Question

prove cosh 3x = 4 cosh^3 x - 3 cosh x by definition

Answer 1

Using the definition, you're trying to prove:
\[\frac{ e^{3x}+e^{-3x} }{ 2 }=4(\frac{ e^{x}+e^{-x} }{ 2 })^{3} - 3(\frac{ e^{x}+e^{-x} }{ 2 })\]So the easiest thing to do is to manipulate the right-hand side and try to get it to match the left.
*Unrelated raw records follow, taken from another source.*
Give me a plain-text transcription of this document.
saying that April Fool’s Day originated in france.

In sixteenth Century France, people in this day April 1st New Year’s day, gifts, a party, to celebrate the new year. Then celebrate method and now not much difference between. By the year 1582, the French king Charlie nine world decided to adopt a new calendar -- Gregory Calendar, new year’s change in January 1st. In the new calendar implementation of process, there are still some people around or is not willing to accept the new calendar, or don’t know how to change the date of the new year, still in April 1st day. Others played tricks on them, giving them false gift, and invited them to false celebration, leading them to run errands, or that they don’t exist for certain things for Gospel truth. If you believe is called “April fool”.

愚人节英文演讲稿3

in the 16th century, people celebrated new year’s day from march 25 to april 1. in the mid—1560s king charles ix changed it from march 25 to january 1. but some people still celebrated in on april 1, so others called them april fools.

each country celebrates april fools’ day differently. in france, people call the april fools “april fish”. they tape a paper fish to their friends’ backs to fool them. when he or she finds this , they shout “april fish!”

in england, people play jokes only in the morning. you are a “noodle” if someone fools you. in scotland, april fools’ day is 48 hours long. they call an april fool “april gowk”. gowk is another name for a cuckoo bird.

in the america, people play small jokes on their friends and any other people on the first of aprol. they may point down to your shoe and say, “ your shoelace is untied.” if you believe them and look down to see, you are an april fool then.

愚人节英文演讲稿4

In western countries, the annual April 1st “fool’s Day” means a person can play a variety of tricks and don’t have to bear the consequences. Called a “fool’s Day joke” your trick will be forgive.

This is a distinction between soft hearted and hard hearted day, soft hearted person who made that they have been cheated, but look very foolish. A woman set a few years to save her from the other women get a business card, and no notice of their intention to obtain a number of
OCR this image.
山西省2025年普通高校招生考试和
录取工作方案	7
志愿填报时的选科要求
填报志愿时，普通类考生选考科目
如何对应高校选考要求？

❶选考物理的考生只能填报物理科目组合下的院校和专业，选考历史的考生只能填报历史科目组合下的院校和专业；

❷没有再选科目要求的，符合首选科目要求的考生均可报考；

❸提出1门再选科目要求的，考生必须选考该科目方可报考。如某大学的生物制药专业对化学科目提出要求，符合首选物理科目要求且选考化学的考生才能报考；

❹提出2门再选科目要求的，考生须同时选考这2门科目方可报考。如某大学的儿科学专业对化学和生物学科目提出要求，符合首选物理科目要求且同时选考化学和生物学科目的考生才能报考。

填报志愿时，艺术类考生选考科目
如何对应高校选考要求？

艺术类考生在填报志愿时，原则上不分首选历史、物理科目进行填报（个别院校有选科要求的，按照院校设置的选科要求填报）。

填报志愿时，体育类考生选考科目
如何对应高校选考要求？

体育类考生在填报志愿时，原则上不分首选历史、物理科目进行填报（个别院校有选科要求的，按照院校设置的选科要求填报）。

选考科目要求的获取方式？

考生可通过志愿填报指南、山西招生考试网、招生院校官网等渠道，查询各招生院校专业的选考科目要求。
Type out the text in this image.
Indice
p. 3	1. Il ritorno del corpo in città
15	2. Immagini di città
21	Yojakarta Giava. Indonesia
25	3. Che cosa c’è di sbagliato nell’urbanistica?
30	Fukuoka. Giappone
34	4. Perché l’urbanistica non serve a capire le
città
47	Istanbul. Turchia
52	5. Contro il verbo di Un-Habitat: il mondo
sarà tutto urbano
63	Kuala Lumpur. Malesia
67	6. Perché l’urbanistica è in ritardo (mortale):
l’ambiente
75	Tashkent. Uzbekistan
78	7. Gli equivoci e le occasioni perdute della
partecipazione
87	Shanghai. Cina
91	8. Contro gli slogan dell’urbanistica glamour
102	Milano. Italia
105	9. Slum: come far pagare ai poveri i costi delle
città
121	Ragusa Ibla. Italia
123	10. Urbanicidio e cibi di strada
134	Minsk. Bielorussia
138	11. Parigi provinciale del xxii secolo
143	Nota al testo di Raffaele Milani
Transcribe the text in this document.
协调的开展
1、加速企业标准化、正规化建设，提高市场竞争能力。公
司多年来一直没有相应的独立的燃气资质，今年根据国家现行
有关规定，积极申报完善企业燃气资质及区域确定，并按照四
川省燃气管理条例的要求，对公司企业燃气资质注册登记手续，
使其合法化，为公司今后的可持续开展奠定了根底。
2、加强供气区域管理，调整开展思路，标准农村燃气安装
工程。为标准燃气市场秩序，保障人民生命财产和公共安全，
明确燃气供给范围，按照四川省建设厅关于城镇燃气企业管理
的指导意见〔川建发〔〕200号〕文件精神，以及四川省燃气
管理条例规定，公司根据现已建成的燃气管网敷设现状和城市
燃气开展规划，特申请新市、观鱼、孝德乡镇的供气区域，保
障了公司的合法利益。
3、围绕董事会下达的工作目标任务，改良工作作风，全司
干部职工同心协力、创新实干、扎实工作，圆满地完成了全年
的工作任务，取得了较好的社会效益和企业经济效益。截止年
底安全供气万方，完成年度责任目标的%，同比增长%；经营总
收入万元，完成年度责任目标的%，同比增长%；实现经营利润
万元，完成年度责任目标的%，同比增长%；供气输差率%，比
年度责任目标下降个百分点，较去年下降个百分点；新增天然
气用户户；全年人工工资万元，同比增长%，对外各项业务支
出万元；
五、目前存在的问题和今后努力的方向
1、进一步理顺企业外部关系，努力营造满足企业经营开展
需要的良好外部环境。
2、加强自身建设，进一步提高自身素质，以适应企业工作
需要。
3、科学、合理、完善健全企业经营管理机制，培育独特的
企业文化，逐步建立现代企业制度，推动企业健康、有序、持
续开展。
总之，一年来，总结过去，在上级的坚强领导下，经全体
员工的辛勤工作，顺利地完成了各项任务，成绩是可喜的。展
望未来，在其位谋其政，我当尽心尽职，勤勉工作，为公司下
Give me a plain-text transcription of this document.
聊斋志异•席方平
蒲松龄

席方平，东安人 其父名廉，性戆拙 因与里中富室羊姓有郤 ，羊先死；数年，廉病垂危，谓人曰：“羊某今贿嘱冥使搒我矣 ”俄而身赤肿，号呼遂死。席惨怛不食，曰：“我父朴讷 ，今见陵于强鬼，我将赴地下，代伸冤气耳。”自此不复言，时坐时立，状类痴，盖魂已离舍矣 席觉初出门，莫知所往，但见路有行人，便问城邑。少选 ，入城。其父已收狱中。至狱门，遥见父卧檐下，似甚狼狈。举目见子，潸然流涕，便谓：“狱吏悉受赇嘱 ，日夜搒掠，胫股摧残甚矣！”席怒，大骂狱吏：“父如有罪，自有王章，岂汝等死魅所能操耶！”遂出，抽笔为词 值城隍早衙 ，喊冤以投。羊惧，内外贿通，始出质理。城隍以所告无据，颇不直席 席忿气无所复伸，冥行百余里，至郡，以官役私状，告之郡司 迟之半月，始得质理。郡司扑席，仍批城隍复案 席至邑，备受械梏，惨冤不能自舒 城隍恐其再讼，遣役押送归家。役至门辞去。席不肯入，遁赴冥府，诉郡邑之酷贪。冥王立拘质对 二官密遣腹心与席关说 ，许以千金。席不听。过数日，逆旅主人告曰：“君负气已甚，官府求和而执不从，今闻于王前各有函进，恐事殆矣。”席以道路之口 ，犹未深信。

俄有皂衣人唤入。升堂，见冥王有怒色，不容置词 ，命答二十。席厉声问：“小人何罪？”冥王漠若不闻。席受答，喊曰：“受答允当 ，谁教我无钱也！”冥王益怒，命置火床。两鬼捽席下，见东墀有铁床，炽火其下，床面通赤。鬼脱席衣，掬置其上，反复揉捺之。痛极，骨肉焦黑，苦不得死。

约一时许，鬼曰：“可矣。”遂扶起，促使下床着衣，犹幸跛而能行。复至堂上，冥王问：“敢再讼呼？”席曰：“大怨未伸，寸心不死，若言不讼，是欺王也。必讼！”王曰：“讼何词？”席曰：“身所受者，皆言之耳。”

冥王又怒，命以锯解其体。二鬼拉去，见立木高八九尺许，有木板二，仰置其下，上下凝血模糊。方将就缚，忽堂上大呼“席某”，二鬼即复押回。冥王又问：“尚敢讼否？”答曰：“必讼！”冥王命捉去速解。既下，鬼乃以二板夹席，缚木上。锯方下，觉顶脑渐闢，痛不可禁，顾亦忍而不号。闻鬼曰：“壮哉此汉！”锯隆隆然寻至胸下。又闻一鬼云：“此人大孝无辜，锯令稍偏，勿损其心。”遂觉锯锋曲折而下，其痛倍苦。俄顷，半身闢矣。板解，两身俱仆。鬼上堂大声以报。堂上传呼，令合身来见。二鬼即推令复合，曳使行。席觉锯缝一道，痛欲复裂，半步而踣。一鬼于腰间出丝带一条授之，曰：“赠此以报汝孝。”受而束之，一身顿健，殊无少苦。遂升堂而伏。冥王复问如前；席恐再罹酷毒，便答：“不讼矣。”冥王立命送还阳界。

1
As a start, I would rewrite as:
\[\frac{ e^{3x}+e^{-3x} }{ 2 }= [\frac{ e^{x}+e^{-x} }{ 2 }][4(\frac{ e^{x}+e^{-x} }{ 2 })^{2}-3]\]
So try foiling out those terms on the right side and you should be able to get it to match the left if done properly :)

Answer 2

you could also use a^3 + b^3 formula :

\[\frac{ e^{3x}+e^{-3x} }{ 2 }=\dfrac{(e^x)^3 +(e^{-x})^3 }{2} = \dfrac{(e^x+e^{-x})^3 - 3 (e^x+e^{-x})}{2} = \cdots\]

Answer 3

Dat be fancy, hehe :D

Answer 4

:) a^3 + b^3 = (a+b)^3 - 3ab(a+b)